A Little Light Gesturing

What travels at 299,792,458 meters per second in a vacuum? No, it's not a dust bunny. It's light. It might seem like trivia to you, but the speed of light comes in handy when you're building a 3-D gesture system, particularly if it's a time-of-flight arrangement.

This type of 3-D gesture system pairs a depth sensor and a projector with the camera. The projector emits light in pulses -- typically it's infrared light, which is outside the spectrum of visible light for humans. The sensor detects the infrared light reflected off everything in front of the projector. A timer measures how long it takes for the light to leave the projector, reflect off objects and return to the sensor. As objects move, the amount of time it takes the light to travel will vary and the computer interprets the data as movements and commands.

Imagine you're playing a tennis video game using a 3-D gesture system. You stand at the ready, waiting to receive a serve from your highly seeded computer opponent. The 3-D gesture system takes note of where you are in relation to your surroundings -- the infrared light hits you and reflects back to the sensor, giving the computer all the data it needs to know your position.

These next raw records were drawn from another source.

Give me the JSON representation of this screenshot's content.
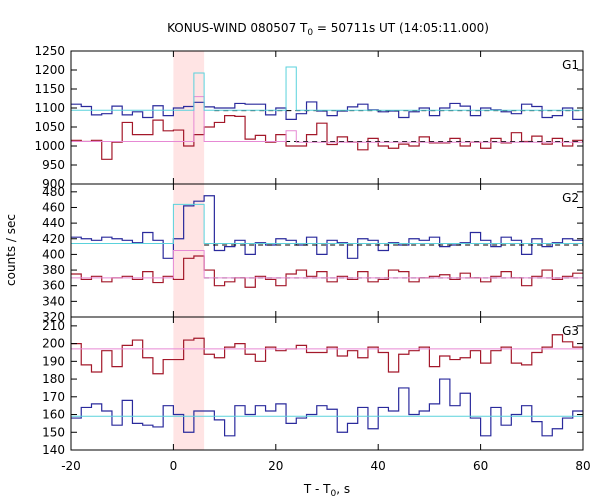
{
  "chart_data": {
    "type": "line",
    "title": "KONUS-WIND 080507 T",
    "title_sub": "0",
    "title_rest": " = 50711s UT (14:05:11.000)",
    "xlabel": "T - T",
    "xlabel_sub": "0",
    "xlabel_rest": ", s",
    "ylabel": "counts / sec",
    "xlim": [
      -20,
      80
    ],
    "x_ticks": [
      -20,
      0,
      20,
      40,
      60,
      80
    ],
    "highlight": [
      0,
      6
    ],
    "colors": {
      "highlight": "#ffe4e4",
      "blue": "#2a2a9c",
      "cyan": "#5ad2dc",
      "red": "#a3182a",
      "pink": "#e689d4",
      "black": "#000000"
    },
    "panels": [
      {
        "name": "G1",
        "ylim": [
          900,
          1250
        ],
        "y_ticks": [
          900,
          950,
          1000,
          1050,
          1100,
          1150,
          1200,
          1250
        ],
        "series": [
          {
            "name": "G1 low-band counts",
            "color": "blue",
            "x0": -20,
            "dx": 2,
            "values": [
              1110,
              1104,
              1082,
              1085,
              1105,
              1082,
              1090,
              1075,
              1106,
              1080,
              1100,
              1104,
              1115,
              1103,
              1100,
              1100,
              1112,
              1110,
              1110,
              1082,
              1100,
              1070,
              1085,
              1116,
              1092,
              1080,
              1092,
              1103,
              1110,
              1095,
              1090,
              1092,
              1075,
              1090,
              1100,
              1080,
              1100,
              1112,
              1105,
              1080,
              1100,
              1095,
              1090,
              1085,
              1110,
              1104,
              1075,
              1080,
              1100,
              1070
            ]
          },
          {
            "name": "G1 high-band counts",
            "color": "red",
            "x0": -20,
            "dx": 2,
            "values": [
              1015,
              1012,
              1015,
              965,
              1010,
              1062,
              1030,
              1030,
              1068,
              1040,
              1042,
              1000,
              1030,
              1050,
              1062,
              1080,
              1078,
              1018,
              1028,
              1010,
              1030,
              1000,
              1000,
              1030,
              1060,
              1004,
              1024,
              1010,
              990,
              1020,
              1000,
              994,
              1005,
              1000,
              1024,
              1008,
              1008,
              1020,
              1000,
              1010,
              994,
              1020,
              1008,
              1035,
              1012,
              1026,
              1005,
              1020,
              1000,
              1015
            ]
          },
          {
            "name": "G1 background fit",
            "kind": "dash",
            "color": "black",
            "x": [
              8,
              80
            ],
            "y": [
              1093,
              1093
            ]
          },
          {
            "name": "G1 background fit (high)",
            "kind": "dash",
            "color": "black",
            "x": [
              6,
              80
            ],
            "y": [
              1012,
              1012
            ]
          },
          {
            "name": "G1 modelled high band",
            "kind": "steps",
            "color": "pink",
            "edges": [
              -20,
              4,
              6,
              20,
              22,
              24,
              80
            ],
            "values": [
              1012,
              1130,
              1012,
              1012,
              1040,
              1010
            ]
          },
          {
            "name": "G1 modelled low band",
            "kind": "steps",
            "color": "cyan",
            "edges": [
              -20,
              4,
              6,
              20,
              22,
              24,
              80
            ],
            "values": [
              1094,
              1192,
              1094,
              1094,
              1208,
              1094
            ]
          }
        ]
      },
      {
        "name": "G2",
        "ylim": [
          320,
          490
        ],
        "y_ticks": [
          320,
          340,
          360,
          380,
          400,
          420,
          440,
          460,
          480
        ],
        "series": [
          {
            "name": "G2 low-band counts",
            "color": "blue",
            "x0": -20,
            "dx": 2,
            "values": [
              422,
              420,
              418,
              422,
              420,
              418,
              415,
              428,
              418,
              395,
              420,
              462,
              468,
              475,
              405,
              410,
              418,
              400,
              415,
              412,
              420,
              418,
              412,
              422,
              400,
              418,
              415,
              395,
              420,
              418,
              405,
              415,
              412,
              420,
              418,
              422,
              410,
              412,
              415,
              428,
              418,
              410,
              422,
              418,
              400,
              420,
              410,
              415,
              420,
              418
            ]
          },
          {
            "name": "G2 high-band counts",
            "color": "red",
            "x0": -20,
            "dx": 2,
            "values": [
              375,
              368,
              372,
              365,
              370,
              372,
              368,
              378,
              364,
              372,
              368,
              395,
              398,
              380,
              360,
              365,
              370,
              358,
              372,
              368,
              360,
              375,
              380,
              372,
              378,
              365,
              372,
              368,
              378,
              365,
              368,
              380,
              378,
              365,
              370,
              372,
              374,
              368,
              376,
              370,
              365,
              372,
              378,
              370,
              360,
              372,
              380,
              368,
              372,
              376
            ]
          },
          {
            "name": "G2 background fit",
            "kind": "dash",
            "color": "black",
            "x": [
              6,
              80
            ],
            "y": [
              412,
              412
            ]
          },
          {
            "name": "G2 background fit (high)",
            "kind": "dash",
            "color": "black",
            "x": [
              6,
              80
            ],
            "y": [
              370,
              370
            ]
          },
          {
            "name": "G2 modelled high band",
            "kind": "steps",
            "color": "pink",
            "edges": [
              -20,
              0,
              6,
              80
            ],
            "values": [
              370,
              405,
              370
            ]
          },
          {
            "name": "G2 modelled low band",
            "kind": "steps",
            "color": "cyan",
            "edges": [
              -20,
              0,
              6,
              80
            ],
            "values": [
              414,
              464,
              414
            ]
          }
        ]
      },
      {
        "name": "G3",
        "ylim": [
          140,
          215
        ],
        "y_ticks": [
          140,
          150,
          160,
          170,
          180,
          190,
          200,
          210
        ],
        "series": [
          {
            "name": "G3 low-band counts",
            "color": "blue",
            "x0": -20,
            "dx": 2,
            "values": [
              158,
              164,
              166,
              162,
              154,
              168,
              155,
              154,
              153,
              165,
              160,
              150,
              162,
              162,
              157,
              148,
              165,
              160,
              165,
              162,
              166,
              155,
              158,
              160,
              165,
              163,
              150,
              155,
              164,
              152,
              164,
              162,
              175,
              160,
              162,
              166,
              180,
              165,
              172,
              158,
              148,
              164,
              154,
              160,
              165,
              156,
              148,
              152,
              158,
              162
            ]
          },
          {
            "name": "G3 high-band counts",
            "color": "red",
            "x0": -20,
            "dx": 2,
            "values": [
              200,
              188,
              184,
              196,
              187,
              199,
              202,
              192,
              183,
              191,
              191,
              202,
              203,
              194,
              192,
              198,
              200,
              194,
              190,
              198,
              196,
              197,
              199,
              195,
              195,
              198,
              193,
              196,
              192,
              198,
              195,
              184,
              194,
              196,
              198,
              187,
              193,
              191,
              192,
              196,
              189,
              196,
              198,
              189,
              188,
              195,
              198,
              205,
              201,
              198
            ]
          },
          {
            "name": "G3 modelled high band",
            "kind": "steps",
            "color": "pink",
            "edges": [
              -20,
              80
            ],
            "values": [
              197
            ]
          },
          {
            "name": "G3 modelled low band",
            "kind": "steps",
            "color": "cyan",
            "edges": [
              -20,
              80
            ],
            "values": [
              159
            ]
          }
        ]
      }
    ]
  }
}
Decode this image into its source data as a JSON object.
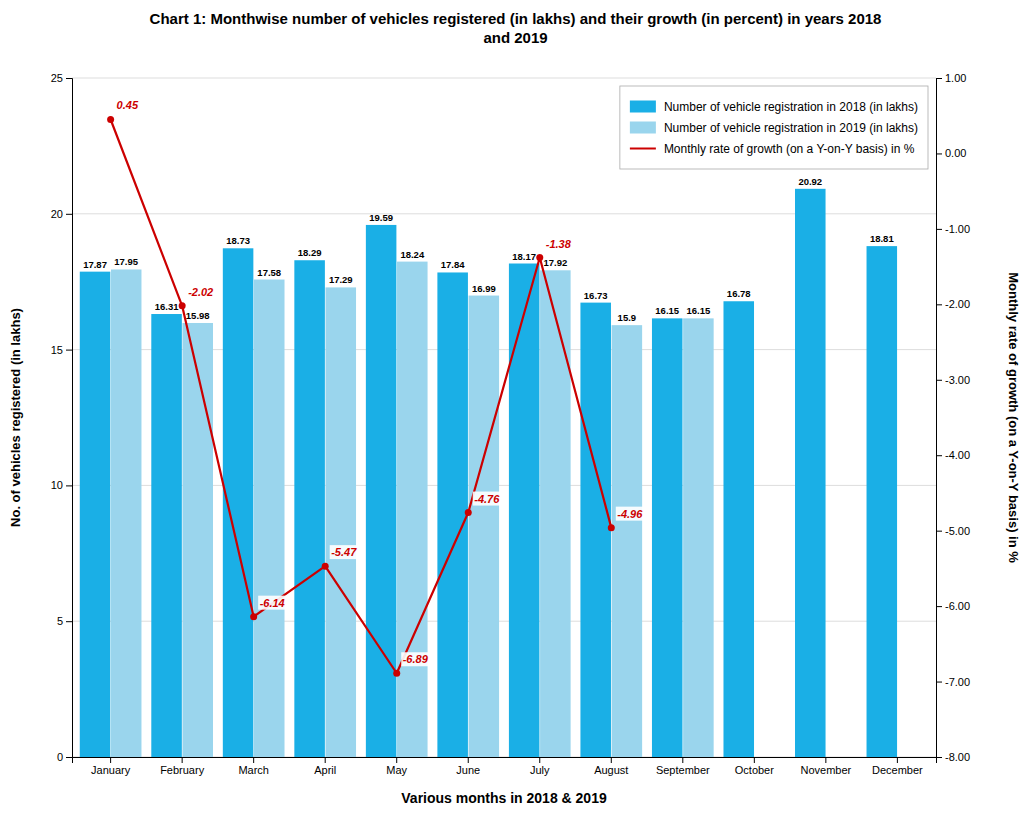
{
  "chart_data": {
    "type": "bar",
    "title": "Chart 1: Monthwise number of vehicles registered (in lakhs) and their growth (in percent) in years 2018\nand 2019",
    "xlabel": "Various months in 2018 & 2019",
    "ylabel": "No. of vehicles registered (in lakhs)",
    "y2label": "Monthly rate of growth (on a Y-on-Y basis) in %",
    "categories": [
      "January",
      "February",
      "March",
      "April",
      "May",
      "June",
      "July",
      "August",
      "September",
      "October",
      "November",
      "December"
    ],
    "series": [
      {
        "name": "Number of vehicle registration in 2018 (in lakhs)",
        "type": "bar",
        "color": "#1AAFE6",
        "values": [
          17.87,
          16.31,
          18.73,
          18.29,
          19.59,
          17.84,
          18.17,
          16.73,
          16.15,
          16.78,
          20.92,
          18.81
        ]
      },
      {
        "name": "Number of vehicle registration in 2019 (in lakhs)",
        "type": "bar",
        "color": "#9AD5ED",
        "values": [
          17.95,
          15.98,
          17.58,
          17.29,
          18.24,
          16.99,
          17.92,
          15.9,
          16.15,
          null,
          null,
          null
        ]
      },
      {
        "name": "Monthly rate of growth (on a Y-on-Y basis) in %",
        "type": "line",
        "axis": "y2",
        "color": "#CC0000",
        "marker": "circle",
        "values": [
          0.45,
          -2.02,
          -6.14,
          -5.47,
          -6.89,
          -4.76,
          -1.38,
          -4.96,
          null,
          null,
          null,
          null
        ]
      }
    ],
    "ylim": [
      0,
      25
    ],
    "yticks": [
      0,
      5,
      10,
      15,
      20,
      25
    ],
    "y2lim": [
      -8.0,
      1.0
    ],
    "y2ticks": [
      {
        "value": 1.0,
        "label": "1.00"
      },
      {
        "value": 0.0,
        "label": "0.00"
      },
      {
        "value": -1.0,
        "label": "-1.00"
      },
      {
        "value": -2.0,
        "label": "-2.00"
      },
      {
        "value": -3.0,
        "label": "-3.00"
      },
      {
        "value": -4.0,
        "label": "-4.00"
      },
      {
        "value": -5.0,
        "label": "-5.00"
      },
      {
        "value": -6.0,
        "label": "-6.00"
      },
      {
        "value": -7.0,
        "label": "-7.00"
      },
      {
        "value": -8.0,
        "label": "-8.00"
      }
    ],
    "grid": true,
    "legend": "upper right",
    "data_labels": true
  }
}
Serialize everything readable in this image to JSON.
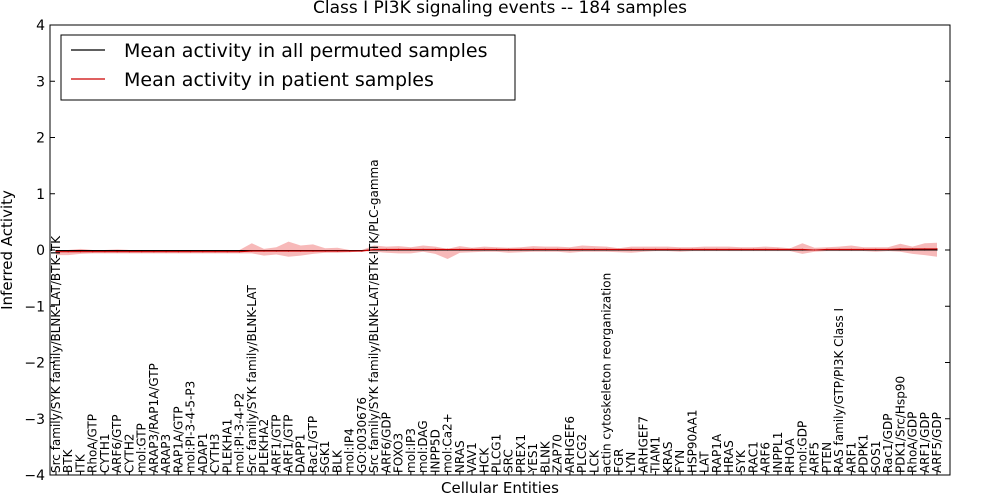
{
  "chart_data": {
    "type": "line",
    "title": "Class I PI3K signaling events -- 184 samples",
    "xlabel": "Cellular Entities",
    "ylabel": "Inferred Activity",
    "ylim": [
      -4,
      4
    ],
    "yticks": [
      "−4",
      "−3",
      "−2",
      "−1",
      "0",
      "1",
      "2",
      "3",
      "4"
    ],
    "legend_position": "upper-left",
    "categories": [
      "Src family/SYK family/BLNK-LAT/BTK-ITK",
      "BTK",
      "ITK",
      "RhoA/GTP",
      "CYTH1",
      "ARF6/GTP",
      "CYTH2",
      "mol:GTP",
      "ARAP3/RAP1A/GTP",
      "ARAP3",
      "RAP1A/GTP",
      "mol:PI-3-4-5-P3",
      "ADAP1",
      "CYTH3",
      "PLEKHA1",
      "mol:PI-3-4-P2",
      "Src family/SYK family/BLNK-LAT",
      "PLEKHA2",
      "ARF1/GTP",
      "ARF1/GTP",
      "DAPP1",
      "Rac1/GTP",
      "SGK1",
      "BLK",
      "mol:IP4",
      "GO:0030676",
      "Src family/SYK family/BLNK-LAT/BTK-ITK/PLC-gamma",
      "ARF6/GDP",
      "FOXO3",
      "mol:IP3",
      "mol:DAG",
      "INPP5D",
      "mol:Ca2+",
      "NRAS",
      "VAV1",
      "HCK",
      "PLCG1",
      "SRC",
      "PREX1",
      "YES1",
      "BLNK",
      "ZAP70",
      "ARHGEF6",
      "PLCG2",
      "LCK",
      "actin cytoskeleton reorganization",
      "FGR",
      "LYN",
      "ARHGEF7",
      "TIAM1",
      "KRAS",
      "FYN",
      "HSP90AA1",
      "LAT",
      "RAP1A",
      "HRAS",
      "SYK",
      "RAC1",
      "ARF6",
      "INPPL1",
      "RHOA",
      "mol:GDP",
      "ARF5",
      "PTEN",
      "RAS family/GTP/PI3K Class I",
      "ARF1",
      "PDPK1",
      "SOS1",
      "Rac1/GDP",
      "PDK1/Src/Hsp90",
      "RhoA/GDP",
      "ARF1/GDP",
      "ARF5/GDP"
    ],
    "series": [
      {
        "name": "Mean activity in all permuted samples",
        "color": "#000000",
        "values": [
          -0.01,
          -0.01,
          -0.01,
          -0.01,
          -0.01,
          -0.01,
          -0.01,
          -0.01,
          -0.01,
          -0.01,
          -0.01,
          -0.01,
          -0.01,
          -0.01,
          -0.01,
          -0.01,
          -0.01,
          -0.01,
          -0.01,
          -0.01,
          -0.01,
          -0.01,
          -0.01,
          -0.01,
          -0.01,
          -0.01,
          0.0,
          0.0,
          0.0,
          0.0,
          0.0,
          0.0,
          0.0,
          0.0,
          0.0,
          0.0,
          0.0,
          0.0,
          0.0,
          0.0,
          0.0,
          0.0,
          0.0,
          0.0,
          0.0,
          0.0,
          0.0,
          0.0,
          0.0,
          0.0,
          0.0,
          0.0,
          0.0,
          0.0,
          0.0,
          0.0,
          0.0,
          0.0,
          0.0,
          0.0,
          0.0,
          0.0,
          0.0,
          0.0,
          0.0,
          0.0,
          0.0,
          0.0,
          0.0,
          0.0,
          0.0,
          0.0,
          0.0
        ]
      },
      {
        "name": "Mean activity in patient samples",
        "color": "#cc0000",
        "values": [
          -0.03,
          -0.03,
          -0.03,
          -0.03,
          -0.03,
          -0.03,
          -0.03,
          -0.03,
          -0.03,
          -0.03,
          -0.03,
          -0.03,
          -0.03,
          -0.03,
          -0.03,
          -0.03,
          -0.02,
          -0.02,
          -0.02,
          -0.02,
          -0.02,
          -0.02,
          -0.02,
          -0.02,
          -0.02,
          -0.02,
          0.01,
          0.01,
          0.01,
          0.01,
          0.01,
          0.01,
          0.01,
          0.01,
          0.01,
          0.01,
          0.01,
          0.01,
          0.01,
          0.01,
          0.01,
          0.01,
          0.01,
          0.01,
          0.01,
          0.01,
          0.01,
          0.01,
          0.01,
          0.01,
          0.01,
          0.01,
          0.01,
          0.01,
          0.01,
          0.01,
          0.01,
          0.01,
          0.01,
          0.01,
          0.01,
          0.01,
          0.0,
          0.01,
          0.01,
          0.01,
          0.01,
          0.01,
          0.01,
          0.02,
          0.02,
          0.02,
          0.02
        ]
      }
    ],
    "band_upper": [
      0.0,
      0.0,
      0.02,
      0.0,
      0.0,
      0.01,
      0.0,
      0.0,
      0.0,
      0.0,
      0.0,
      0.0,
      0.0,
      0.0,
      0.0,
      0.0,
      0.12,
      0.02,
      0.05,
      0.15,
      0.08,
      0.1,
      0.03,
      0.04,
      0.0,
      0.0,
      0.08,
      0.06,
      0.07,
      0.05,
      0.08,
      0.06,
      0.02,
      0.07,
      0.04,
      0.06,
      0.05,
      0.04,
      0.05,
      0.07,
      0.06,
      0.06,
      0.05,
      0.08,
      0.07,
      0.06,
      0.03,
      0.06,
      0.06,
      0.06,
      0.06,
      0.05,
      0.05,
      0.06,
      0.06,
      0.06,
      0.05,
      0.05,
      0.06,
      0.05,
      0.03,
      0.12,
      0.04,
      0.05,
      0.06,
      0.08,
      0.05,
      0.05,
      0.05,
      0.11,
      0.06,
      0.12,
      0.13
    ],
    "band_lower": [
      -0.09,
      -0.09,
      -0.07,
      -0.06,
      -0.06,
      -0.06,
      -0.06,
      -0.06,
      -0.06,
      -0.06,
      -0.06,
      -0.06,
      -0.06,
      -0.06,
      -0.06,
      -0.06,
      -0.06,
      -0.1,
      -0.08,
      -0.12,
      -0.1,
      -0.07,
      -0.05,
      -0.05,
      -0.04,
      -0.02,
      -0.03,
      -0.05,
      -0.06,
      -0.06,
      -0.03,
      -0.07,
      -0.16,
      -0.05,
      -0.04,
      -0.03,
      -0.03,
      -0.05,
      -0.04,
      -0.03,
      -0.03,
      -0.03,
      -0.05,
      -0.03,
      -0.03,
      -0.03,
      -0.04,
      -0.05,
      -0.03,
      -0.02,
      -0.02,
      -0.03,
      -0.02,
      -0.02,
      -0.02,
      -0.02,
      -0.02,
      -0.02,
      -0.02,
      -0.02,
      -0.02,
      -0.07,
      -0.03,
      -0.02,
      -0.02,
      -0.02,
      -0.02,
      -0.03,
      -0.02,
      -0.03,
      -0.07,
      -0.09,
      -0.12
    ]
  }
}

Your opponent serves the ball and you spring into motion, swinging your arm forward to intercept the ball. During this time, the projector continues to fire out pulses of infrared light millions of times per second. As your hand moves away from and then toward the camera, the amount of time it takes for the infrared light to reach the sensor changes. These changes are interpreted by the computer's software as movement and further interpreted as video game commands. Your video game representation returns the serve, wins a point and the virtual crowd goes wild.

Another way to map out a three-dimensional body is to use a method called structured light. With this approach, a projector emits light -- again outside the spectrum of visible light -- in a grid pattern. As the grid encounters physical objects, it distorts. A sensor detects this distortion and sends the data to a computer, which measures the distortion. As you move about, your movements will cause the grid to distort in different ways. These differences create the data that the computer needs to interpret your movements as commands.

A 3-D gestures system doesn't have to rely on a single technological approach. Some systems could use a combination of multiple technologies in order to figure out where you are and what you're doing.